Nine civilians, five of them children, were killed late Tuesday in the eastern DR Congo province of Ituri, where some 1,000 civilians have been massacred since late 2017, local sources said.
The killing was the latest attributed to an ethnic militia called CODECO, the Cooperative for the Development of the Congo, in the restive province.
They raided the village of Lenga in Djugu territory where they "killed nine civilians and wounded another," Charite Banza, the local civil society president, told AFP.
Among those killed were "three men, a woman and five children under the age of 13," said community leader Richard Dhedda Kondo.
At least 150 houses were burned down and some residents fled after the dead were buried, he said.

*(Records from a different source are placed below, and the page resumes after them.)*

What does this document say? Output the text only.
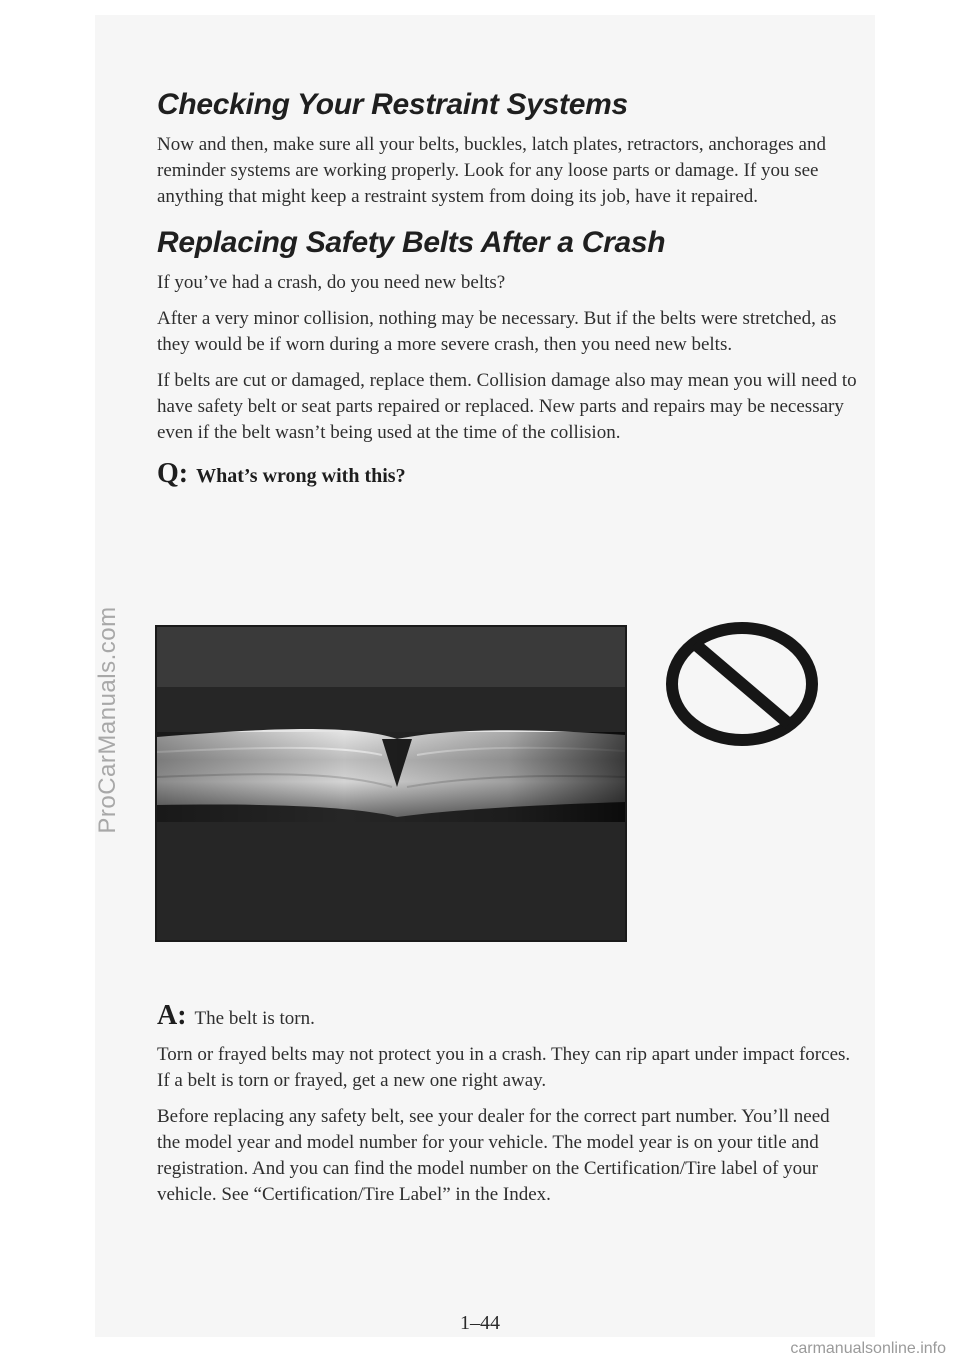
ProCarManuals.com
carmanualsonline.info
Checking Your Restraint Systems

Now and then, make sure all your belts, buckles, latch plates, retractors, anchorages and reminder systems are working properly. Look for any loose parts or damage. If you see anything that might keep a restraint system from doing its job, have it repaired.

Replacing Safety Belts After a Crash

If you’ve had a crash, do you need new belts?

After a very minor collision, nothing may be necessary. But if the belts were stretched, as they would be if worn during a more severe crash, then you need new belts.

If belts are cut or damaged, replace them. Collision damage also may mean you will need to have safety belt or seat parts repaired or replaced. New parts and repairs may be necessary even if the belt wasn’t being used at the time of the collision.

Q: What’s wrong with this?
A: The belt is torn.

Torn or frayed belts may not protect you in a crash. They can rip apart under impact forces. If a belt is torn or frayed, get a new one right away.

Before replacing any safety belt, see your dealer for the correct part number. You’ll need the model year and model number for your vehicle. The model year is on your title and registration. And you can find the model number on the Certification/Tire label of your vehicle. See “Certification/Tire Label” in the Index.

1–44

Army spokesman Jules Ngongo confirmed the attack.
Ituri is one of several provinces gripped by militia violence in eastern Democratic Republic of Congo, a country the size of continental western Europe.
The army said it had killed "eight CODECO militiamen and made a series of arrests" including that of "a commander".
Between October 2019 and April 2020, "at least 296 people were killed, 151 others wounded and 38 people raped, including many women and children" in Ituri, according to the United Nations.
In January, the UN estimated that 701 people have been killed since December 2017.
"These acts could constitute crimes within the jurisdiction of the International Criminal Court," ICC Prosecutor Fatou Bensouda warned last week.
CODECO claims to defend the interests of the Lendu ethnic group, who are predominantly farmers and clash repeatedly with the Hema community of traders and herders.
Tens of thousands of people were killed in Hema-Lendu fighting between 1999 and 2003 and violence resumed for unclear reasons at the end of 2017.